Mark Fitzpatrick, associate fellow at the US-based International Institute for Strategic Studies, said each of the incidents increases the potential for conflict.
“None of the incidents have resulted in casualties so far. The drones were unmanned in a way that was tit for tat,” he told Al Jazeera from Washington.
“They need to start talking to stop this escalatory cycle. Donald Trump himself has been saying he does want to talk with Iranians. So what exactly is the US strategy?
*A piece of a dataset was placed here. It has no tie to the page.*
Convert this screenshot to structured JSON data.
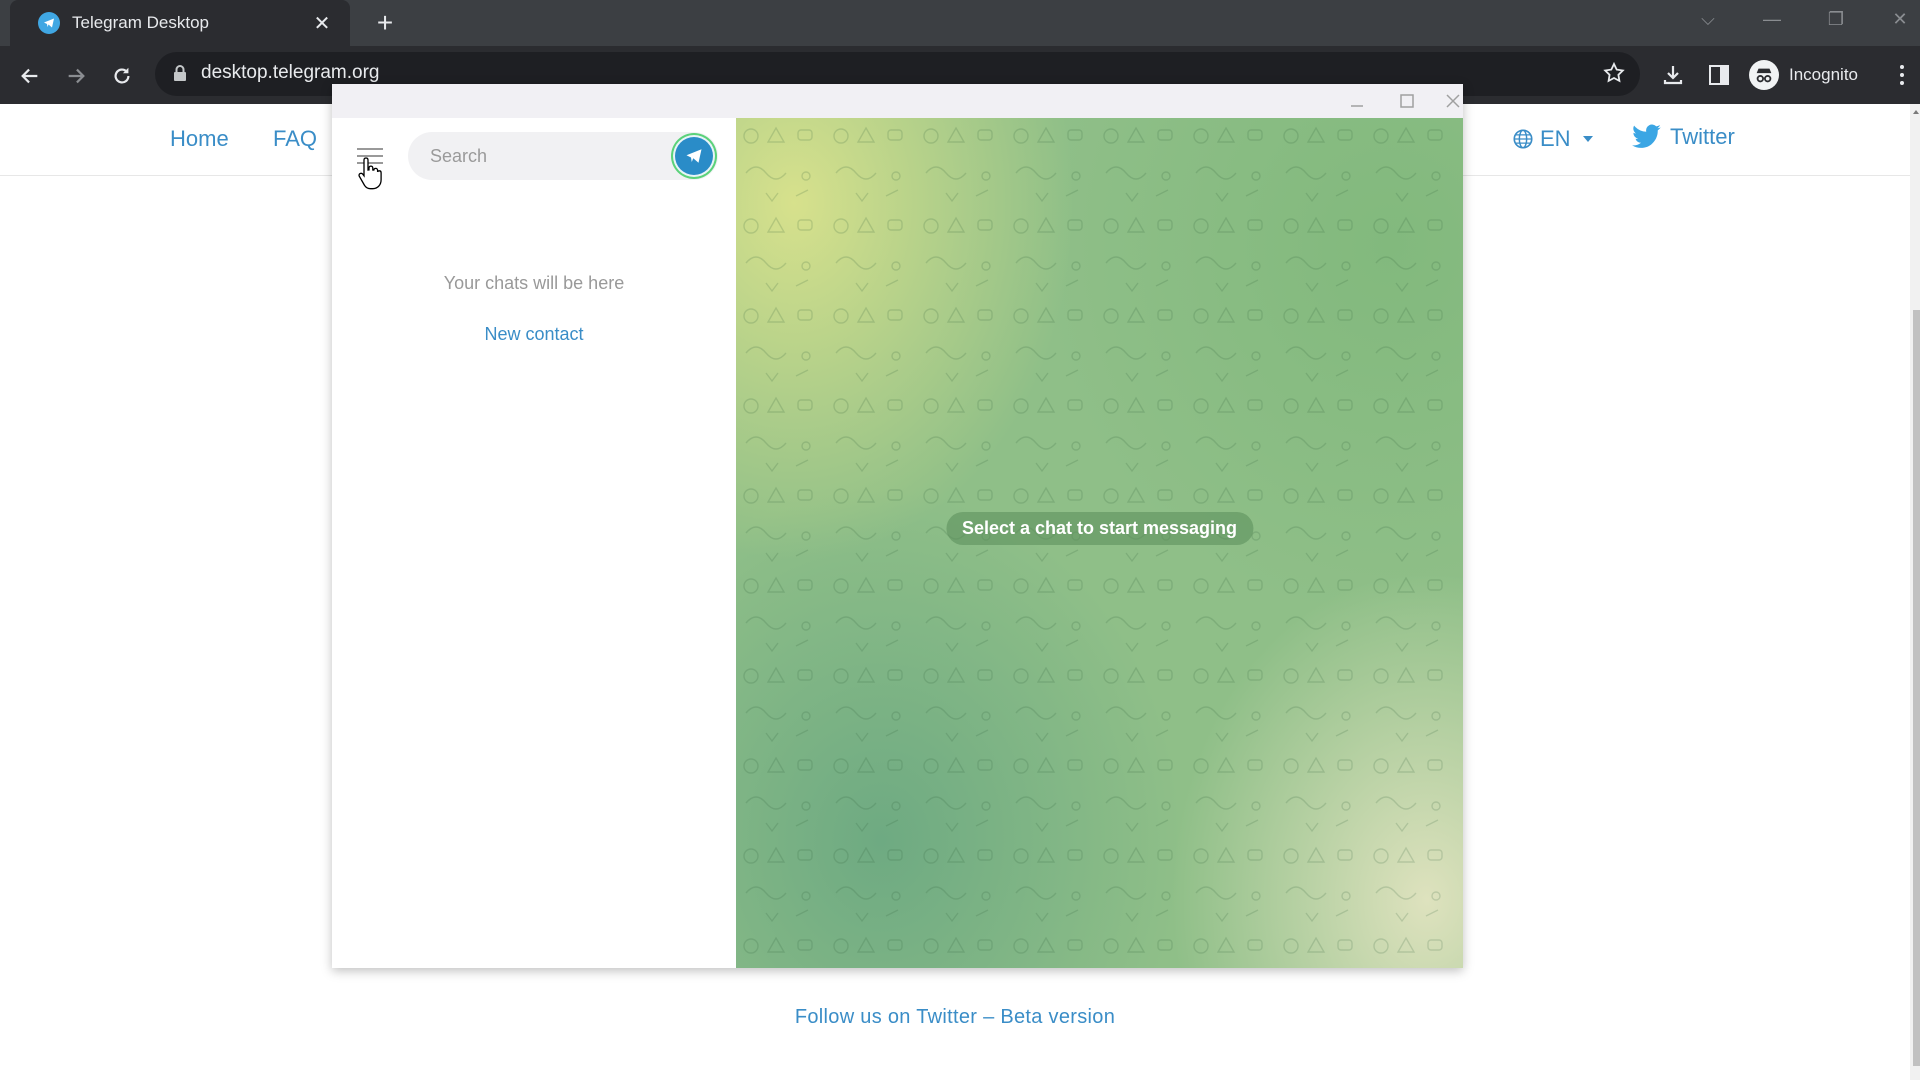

No one in Washington knows.”
Tensions between the two countries have escalated since last year when Trump withdrew the US from the 2015 Iran nuclear deal in which Tehran agreed to curb its nuclear programme in return for the lifting of sanctions.
Since then, the US has reinstated sanctions, saying it wants to renegotiate the accord and hold talks on Iran’s ballistic missiles programme and support for armed groups in the Middle East.
Zarif in New York
Speaking to US-based media in New York, Zarif said Iran could immediately ratify a document prescribing more intrusive inspections of its nuclear programme if the US abandoned its economic sanctions, an offer the US dismissed.
The Trump administration official said that Zarif appeared to have no decision-making ability and that Washington “would not consider anything from him serious”. The official added that the US would need to hear from the “supreme leader or the president” in order to have negotiations.
Zarif blamed Washington for the escalation of tensions and accused the Trump administration of “trying to starve our people” and “deplete our treasury” through economic sanctions.
“We live in a very dangerous environment,” he said. “The US has pushed itself and the rest of the world into probably the brink of an abyss.”
On Thursday, Washington demanded Iran immediately release a vessel it seized in the Gulf, and a US military commander in the region said the US would work “aggressively” to ensure free passage of vessels through the vital waterway.
Iran’s Revolutionary Guard Corps seized the foreign tanker accused of smuggling oil with a crew of 12 on Sunday, Iranian state TV reported.